La politica non ha colto i suoi messaggi, anche di fronte ai drammi dell’ambiente e della sicurezza sul lavoro, ha scelto l’inerzia. Nulla è stato fatto, nulla è stato deciso. Eppure i suoi messaggi erano una chiara denuncia di un mondo del lavoro mercificato, precarizzato, umiliato, spesso responsabile di tragedie che strappano vite
Francesco è stato anche il Papa che ha voluto una Chiesa più pulita.
Ha condannato duramente la piaga della pedofilia, promuovendo l’avvio di procedimenti giudiziari rigorosi, ha avviato riforme finanziarie, ha attaccato i rapporti opachi della Banca Vaticana con l’industria bellica. Un Papa scomodo, anche dentro il Vaticano.
Un Papa che chiamava “genocidio” quello che accadeva in Palestina. Che implorava Putin e Zelensky di sedersi a un tavolo, mentre l’Occidente si armava fino ai denti. Un Papa scomodo, per questo inascoltato. Troppo impegnativo prendersi sul serio le sue parole su lavoro, carceri, immigrazione, pace. Meglio ridurlo a folklore: il Papa buono, il Papa simpatico, il Papa nonnetto che parla di amore e abbraccia i bambini. Applausi, selfie, zero conseguenze.
Papa Francesco, da giovane, era molto diverso: più cauto, più conservatore.
Durante la dittatura militare argentina, si era mosso con circospezione, tentando la sopravvivenza più che la sfida aperta. Non aderì pienamente alla Teologia della Liberazione, anche se ne comprese le istanze.
Ma col tempo maturò. Diventò sempre più sensibile ai temi della giustizia sociale, della dignità umana, della critica a un capitalismo disumano.
Giovanni Paolo II aveva visto il pericolo della mercificazione dell’esistenza.
Francesco raccolse quel testimone, ampliandolo: lottare per l’uomo voleva dire anche lottare per la natura stessa.
Le sue ultime parole sono state ancora un grido contro la guerra.

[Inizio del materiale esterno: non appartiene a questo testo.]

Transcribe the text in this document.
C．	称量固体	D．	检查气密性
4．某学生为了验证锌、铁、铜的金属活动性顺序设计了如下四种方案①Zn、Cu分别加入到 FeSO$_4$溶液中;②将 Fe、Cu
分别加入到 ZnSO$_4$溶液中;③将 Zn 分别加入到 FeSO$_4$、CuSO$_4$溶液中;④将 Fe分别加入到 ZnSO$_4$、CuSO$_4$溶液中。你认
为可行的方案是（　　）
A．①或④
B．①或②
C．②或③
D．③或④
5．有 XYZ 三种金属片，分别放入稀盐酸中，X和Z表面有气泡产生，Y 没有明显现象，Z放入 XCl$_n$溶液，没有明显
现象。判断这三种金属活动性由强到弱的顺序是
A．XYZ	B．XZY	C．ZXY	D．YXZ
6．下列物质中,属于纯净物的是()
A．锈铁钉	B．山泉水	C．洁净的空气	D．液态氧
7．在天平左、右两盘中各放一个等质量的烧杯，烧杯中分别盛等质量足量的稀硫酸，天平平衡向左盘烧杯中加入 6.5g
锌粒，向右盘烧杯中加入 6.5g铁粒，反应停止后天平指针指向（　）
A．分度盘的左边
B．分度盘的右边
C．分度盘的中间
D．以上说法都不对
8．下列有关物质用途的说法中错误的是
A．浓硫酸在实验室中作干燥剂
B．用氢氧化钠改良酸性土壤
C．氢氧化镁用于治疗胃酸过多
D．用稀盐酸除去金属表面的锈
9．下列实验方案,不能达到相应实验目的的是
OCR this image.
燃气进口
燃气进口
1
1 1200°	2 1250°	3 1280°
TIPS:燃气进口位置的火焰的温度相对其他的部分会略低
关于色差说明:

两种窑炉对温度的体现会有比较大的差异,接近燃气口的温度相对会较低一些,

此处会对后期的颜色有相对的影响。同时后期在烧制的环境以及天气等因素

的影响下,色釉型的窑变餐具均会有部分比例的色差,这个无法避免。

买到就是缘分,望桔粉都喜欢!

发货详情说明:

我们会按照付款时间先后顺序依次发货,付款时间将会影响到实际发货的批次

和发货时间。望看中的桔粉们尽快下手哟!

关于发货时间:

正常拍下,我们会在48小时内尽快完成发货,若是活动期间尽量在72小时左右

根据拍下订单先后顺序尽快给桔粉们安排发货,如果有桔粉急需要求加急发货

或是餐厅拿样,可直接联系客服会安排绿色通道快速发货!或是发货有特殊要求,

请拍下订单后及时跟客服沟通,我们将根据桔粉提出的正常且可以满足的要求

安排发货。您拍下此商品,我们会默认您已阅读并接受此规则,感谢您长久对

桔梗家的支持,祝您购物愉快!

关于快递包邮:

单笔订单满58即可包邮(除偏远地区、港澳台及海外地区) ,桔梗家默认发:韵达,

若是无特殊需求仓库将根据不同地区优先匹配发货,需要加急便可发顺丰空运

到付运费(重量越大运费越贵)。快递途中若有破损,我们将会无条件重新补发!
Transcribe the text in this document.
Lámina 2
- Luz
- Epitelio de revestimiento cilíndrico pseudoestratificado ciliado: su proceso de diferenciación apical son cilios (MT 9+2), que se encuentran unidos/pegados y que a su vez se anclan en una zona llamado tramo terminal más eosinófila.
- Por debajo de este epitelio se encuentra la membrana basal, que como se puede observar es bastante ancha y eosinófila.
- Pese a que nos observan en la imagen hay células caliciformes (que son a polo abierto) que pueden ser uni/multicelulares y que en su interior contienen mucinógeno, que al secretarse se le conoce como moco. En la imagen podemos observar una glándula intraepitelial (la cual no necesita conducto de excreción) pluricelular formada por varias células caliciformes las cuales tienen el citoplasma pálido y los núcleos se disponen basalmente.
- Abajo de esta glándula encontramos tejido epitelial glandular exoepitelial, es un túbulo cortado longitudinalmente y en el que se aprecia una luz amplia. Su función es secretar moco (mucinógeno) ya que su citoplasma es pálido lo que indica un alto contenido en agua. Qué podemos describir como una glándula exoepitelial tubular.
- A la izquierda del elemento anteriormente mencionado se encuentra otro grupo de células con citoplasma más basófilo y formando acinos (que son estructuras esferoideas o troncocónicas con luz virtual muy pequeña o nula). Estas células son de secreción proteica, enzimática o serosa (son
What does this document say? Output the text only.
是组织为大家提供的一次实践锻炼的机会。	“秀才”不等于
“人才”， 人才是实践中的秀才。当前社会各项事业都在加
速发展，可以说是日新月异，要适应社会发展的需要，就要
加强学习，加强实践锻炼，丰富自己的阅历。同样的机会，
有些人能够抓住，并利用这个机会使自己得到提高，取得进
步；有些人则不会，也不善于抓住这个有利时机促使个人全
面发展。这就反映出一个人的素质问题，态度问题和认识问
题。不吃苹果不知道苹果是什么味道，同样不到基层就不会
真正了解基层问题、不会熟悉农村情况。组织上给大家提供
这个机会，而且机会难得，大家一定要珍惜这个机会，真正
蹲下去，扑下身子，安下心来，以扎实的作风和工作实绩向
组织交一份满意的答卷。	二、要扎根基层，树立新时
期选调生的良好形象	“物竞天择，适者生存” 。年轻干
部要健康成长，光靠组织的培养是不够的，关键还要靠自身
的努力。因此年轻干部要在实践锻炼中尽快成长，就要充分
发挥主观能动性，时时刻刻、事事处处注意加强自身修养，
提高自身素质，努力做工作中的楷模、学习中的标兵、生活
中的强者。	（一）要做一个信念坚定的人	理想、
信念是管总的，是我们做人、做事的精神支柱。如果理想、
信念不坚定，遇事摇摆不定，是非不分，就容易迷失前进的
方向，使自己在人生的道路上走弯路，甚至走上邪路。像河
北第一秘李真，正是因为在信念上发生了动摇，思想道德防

Un richiamo al dialogo, all’incontro, alla fine della violenza. Un grido che, ancora una volta, è rimasto inascoltato.
Un Papa del popolo, sì.
Populista? Forse, se populista vuol dire credere che gli ultimi abbiano più diritti dei primi. Se populista vuol dire pensare che un migrante sia un essere umano e non un problema. Se populista vuol dire non accettare che la croce diventi un’arma politica brandita da Salvini, Trump, Meloni o Vance. Perché, ricordiamolo, il cristianesimo è accoglienza, non respingimento; è solidarietà, non individualismo armato.
Un Papa perfetto? No. Ma umano Sì.
Oggi, mentre si volta pagina e si guarda al futuro della Chiesa, non possiamo che dirgli: grazie, Francesco.
Grazie per averci ricordato che il cristianesimo è comunità, è accoglienza, è speranza.
Che i migranti non sono clandestini, ma fratelli.
Che la natura non è una risorsa, ma una madre.
Morto un Papa se ne farà un altro, dice il proverbio.
Speriamo che il prossimo sia capace di portare avanti il sogno di un’umanità più giusta, più solidale, più umana.